While hospice options may continue to evolve, Ornstein says, for now clinicians should focus on making sure patients and families who are eligible are encouraged to enroll. "For the appropriate patient, this may be a high-value intervention that can benefit both the patient and his or her family," she says. "Providers should really think about the entire family as they're thinking about end-of-life care needs."

— Jamie Santa Cruz is a freelance writer based in Englewood, Colorado.

References
1. Ornstein KA, Aldridge MD, Garrido MM, Gorges R, Meier DE, Kelley AS. Association between hospice use and depressive symptoms in surviving spouses. JAMA Intern Med. 2015;175(7):1138-1146.
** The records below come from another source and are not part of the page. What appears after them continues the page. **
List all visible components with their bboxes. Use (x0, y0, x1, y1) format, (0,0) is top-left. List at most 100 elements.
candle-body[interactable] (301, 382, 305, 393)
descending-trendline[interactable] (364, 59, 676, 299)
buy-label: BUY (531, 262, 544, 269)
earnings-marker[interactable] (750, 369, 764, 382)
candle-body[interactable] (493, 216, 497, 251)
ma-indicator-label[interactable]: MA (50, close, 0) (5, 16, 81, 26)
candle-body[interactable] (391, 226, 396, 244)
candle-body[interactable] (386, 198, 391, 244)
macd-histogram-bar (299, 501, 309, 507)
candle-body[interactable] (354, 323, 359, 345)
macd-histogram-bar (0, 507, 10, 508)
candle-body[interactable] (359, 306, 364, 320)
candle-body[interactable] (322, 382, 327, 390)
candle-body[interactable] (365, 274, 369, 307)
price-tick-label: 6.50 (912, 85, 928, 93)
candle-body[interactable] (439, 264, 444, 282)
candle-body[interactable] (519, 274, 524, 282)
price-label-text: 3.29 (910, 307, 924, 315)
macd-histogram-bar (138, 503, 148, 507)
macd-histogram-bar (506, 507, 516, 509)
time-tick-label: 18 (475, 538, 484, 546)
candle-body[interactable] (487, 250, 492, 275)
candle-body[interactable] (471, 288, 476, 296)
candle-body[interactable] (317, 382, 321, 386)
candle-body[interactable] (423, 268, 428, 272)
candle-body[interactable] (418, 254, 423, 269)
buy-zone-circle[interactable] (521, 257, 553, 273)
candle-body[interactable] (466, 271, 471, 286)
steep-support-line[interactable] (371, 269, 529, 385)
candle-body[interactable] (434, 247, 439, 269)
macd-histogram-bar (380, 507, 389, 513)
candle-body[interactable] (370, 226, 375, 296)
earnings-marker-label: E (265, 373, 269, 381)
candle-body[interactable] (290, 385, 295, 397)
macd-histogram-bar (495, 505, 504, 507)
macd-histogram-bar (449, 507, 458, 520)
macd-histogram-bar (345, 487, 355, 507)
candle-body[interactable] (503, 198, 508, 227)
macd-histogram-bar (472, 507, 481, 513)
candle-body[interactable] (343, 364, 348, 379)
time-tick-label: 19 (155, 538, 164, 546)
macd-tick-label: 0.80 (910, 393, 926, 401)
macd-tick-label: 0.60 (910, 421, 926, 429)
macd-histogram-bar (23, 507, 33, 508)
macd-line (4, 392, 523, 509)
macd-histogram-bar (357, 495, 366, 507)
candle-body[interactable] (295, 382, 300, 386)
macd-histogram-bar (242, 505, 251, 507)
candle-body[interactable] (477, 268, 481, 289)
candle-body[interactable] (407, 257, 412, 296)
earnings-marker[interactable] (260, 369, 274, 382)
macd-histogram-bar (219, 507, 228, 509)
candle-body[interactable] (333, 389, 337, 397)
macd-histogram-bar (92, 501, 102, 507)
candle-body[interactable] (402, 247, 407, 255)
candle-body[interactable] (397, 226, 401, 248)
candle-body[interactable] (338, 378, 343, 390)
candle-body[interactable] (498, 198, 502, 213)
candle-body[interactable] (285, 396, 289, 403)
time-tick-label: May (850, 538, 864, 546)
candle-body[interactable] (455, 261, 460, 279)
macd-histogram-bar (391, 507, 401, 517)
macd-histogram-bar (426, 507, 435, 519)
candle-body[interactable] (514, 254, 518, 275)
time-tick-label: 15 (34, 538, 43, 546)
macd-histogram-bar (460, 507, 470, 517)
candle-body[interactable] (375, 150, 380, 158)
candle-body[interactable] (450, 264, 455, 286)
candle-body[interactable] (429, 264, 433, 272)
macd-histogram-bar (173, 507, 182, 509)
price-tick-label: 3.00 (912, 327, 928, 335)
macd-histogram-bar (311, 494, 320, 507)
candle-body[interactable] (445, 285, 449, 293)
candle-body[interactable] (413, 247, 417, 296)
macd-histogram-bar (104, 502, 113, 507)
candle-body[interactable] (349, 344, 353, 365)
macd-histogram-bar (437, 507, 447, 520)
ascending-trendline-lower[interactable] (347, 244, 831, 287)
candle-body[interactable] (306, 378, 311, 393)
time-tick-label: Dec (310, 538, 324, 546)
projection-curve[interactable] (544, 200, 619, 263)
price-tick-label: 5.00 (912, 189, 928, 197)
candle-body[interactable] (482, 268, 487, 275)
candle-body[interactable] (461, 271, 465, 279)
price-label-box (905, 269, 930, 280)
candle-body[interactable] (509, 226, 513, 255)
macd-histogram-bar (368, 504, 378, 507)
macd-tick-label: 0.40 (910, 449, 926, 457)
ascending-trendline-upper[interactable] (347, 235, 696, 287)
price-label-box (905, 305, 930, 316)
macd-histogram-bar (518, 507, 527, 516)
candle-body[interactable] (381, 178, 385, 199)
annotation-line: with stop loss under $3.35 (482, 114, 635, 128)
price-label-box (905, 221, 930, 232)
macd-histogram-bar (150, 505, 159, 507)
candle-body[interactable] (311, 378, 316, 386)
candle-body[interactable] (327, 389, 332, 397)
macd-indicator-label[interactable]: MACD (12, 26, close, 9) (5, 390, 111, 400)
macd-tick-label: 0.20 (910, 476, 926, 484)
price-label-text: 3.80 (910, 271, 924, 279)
2. Wright AA, Keating NL, Balboni TA, Matulonis UA, Block SD, Prigerson HG. Place of death: correlations with quality of life of patients with cancer and predictors of bereaved caregivers' mental health. J Clin Oncol. 2010;28(29):4457-4464.

3. Obermeyer Z, Makar M, Abujaber S, Dominici F, Block S, Cutler DM. Association between the Medicare hospice benefit and health care utilization and costs for patients with poor-prognosis cancer. JAMA. 2014;312(18):1888-1896.

4. Kelley AS, Deb P, Du Q, Aldridge Carlson MD, Morrison RS. Hospice enrollment saves money for Medicare and improves care quality across a number of different lengths-of-stay. Health Aff (Millwood). 2013;32(3):552-561.

5. Teno JM, Clarridge BR, Casey V, et al. Family perspectives on end-of-life care at the last place of care. JAMA. 2004;291(1):88-93.

6. Connor SR, Pyenson B, Fitch K, Spence C, Iwasaki K. Comparing hospice and nonhospice patient survival among patients who die within a three-year window. J Pain Symptom Manage. 2007;33(3):238-246.

7. Morrison RS, Augustin R, Souvanna P, Meier DE. America's care of serious illness: a state-by-state report card on access to palliative care in our nation's hospitals. J Palliat Med. 2011;14(10):1094-1096.